In 1577, Elizabeth I sent Drake (because of his “success” with the Isthmus raids) on an expedition to sail along the Pacific coast of the Americas. After one false start due to bad weather, the crew set final sail on the 13th of December, 1577. Drake set out with five ships (which soon became 6) and 164 men. The crew made it around Cape Horn, and went alongside the coast of South America pillaging and looting Spanish towns and ships along the way. Drake restocked and rested his ships on the Coast of California for a time, and then continued on to the Molucca islands in what is now known as Indonesia. Eventually Drake rounded the Cape of Good Hope – the southernmost tip in Africa, and made his way back to Plymouth, having circumnavigated the globe and made it around two of the most treacherous sailing spots in the world (both Capes) in just under three years.

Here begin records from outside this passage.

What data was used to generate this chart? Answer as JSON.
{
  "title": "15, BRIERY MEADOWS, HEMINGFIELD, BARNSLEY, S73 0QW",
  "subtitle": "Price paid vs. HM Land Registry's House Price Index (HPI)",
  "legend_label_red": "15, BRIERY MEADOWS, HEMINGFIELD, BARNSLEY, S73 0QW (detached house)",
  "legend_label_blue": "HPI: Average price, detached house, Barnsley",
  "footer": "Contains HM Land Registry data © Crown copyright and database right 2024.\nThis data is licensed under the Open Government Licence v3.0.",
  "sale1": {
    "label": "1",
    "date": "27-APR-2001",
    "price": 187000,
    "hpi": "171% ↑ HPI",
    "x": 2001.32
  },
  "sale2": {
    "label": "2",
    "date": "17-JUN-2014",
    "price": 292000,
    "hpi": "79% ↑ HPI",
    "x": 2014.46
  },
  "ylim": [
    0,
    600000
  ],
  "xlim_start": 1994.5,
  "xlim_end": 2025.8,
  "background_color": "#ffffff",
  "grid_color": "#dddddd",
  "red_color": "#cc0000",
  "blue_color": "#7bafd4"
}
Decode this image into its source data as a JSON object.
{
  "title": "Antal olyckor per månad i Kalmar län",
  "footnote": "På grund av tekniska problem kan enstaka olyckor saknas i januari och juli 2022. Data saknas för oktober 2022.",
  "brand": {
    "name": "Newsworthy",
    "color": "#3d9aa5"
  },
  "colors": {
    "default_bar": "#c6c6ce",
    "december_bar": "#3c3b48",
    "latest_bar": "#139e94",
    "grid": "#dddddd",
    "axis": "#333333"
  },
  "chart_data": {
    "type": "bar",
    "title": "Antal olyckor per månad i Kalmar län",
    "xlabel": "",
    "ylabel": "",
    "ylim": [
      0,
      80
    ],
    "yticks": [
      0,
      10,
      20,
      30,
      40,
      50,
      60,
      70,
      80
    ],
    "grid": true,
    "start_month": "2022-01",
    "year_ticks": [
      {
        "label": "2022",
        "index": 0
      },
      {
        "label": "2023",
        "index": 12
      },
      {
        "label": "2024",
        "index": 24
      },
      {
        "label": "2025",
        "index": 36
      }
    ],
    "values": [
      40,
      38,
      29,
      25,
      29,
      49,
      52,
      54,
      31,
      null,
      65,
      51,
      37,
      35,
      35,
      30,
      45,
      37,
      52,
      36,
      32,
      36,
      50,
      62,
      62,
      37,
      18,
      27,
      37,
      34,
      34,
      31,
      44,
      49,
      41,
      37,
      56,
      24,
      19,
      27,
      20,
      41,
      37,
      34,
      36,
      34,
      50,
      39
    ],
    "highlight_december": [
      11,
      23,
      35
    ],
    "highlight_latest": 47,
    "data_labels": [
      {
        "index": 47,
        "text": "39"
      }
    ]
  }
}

Upon Drake’s return to Plymouth, the half share of his pillaged cargo that was to be Queen Elizabeth’s actually exceeded all the other income the crown had that entire year. Hence the knighthood.
Drake became an active political member of the British aristocracy, being a member of Parliament on three occasions and even mayor of the coastal town of Plymouth from where he set sail. Drake led further attacks against the Spanish under the Queen’s command in the mid-1580s, and in 1588 he was vice-admiral to the English fleet that destroyed the Spanish Armada in a nightly attack. In 1596, on a voyage to capture San Juan (Puerto Rico), Drake failed to take the city, and after suffering terrible blows to his ship and crew, came down with dysentery and passed away onboard. Just goes to show you… doesn’t matter who you are you are still subject to the same perils that the lowest members of your crew are subject to! In any case, Drake is still remembered today for his bravery, amazing sea-faring abilities, and indefatigable hatred of the Spanish.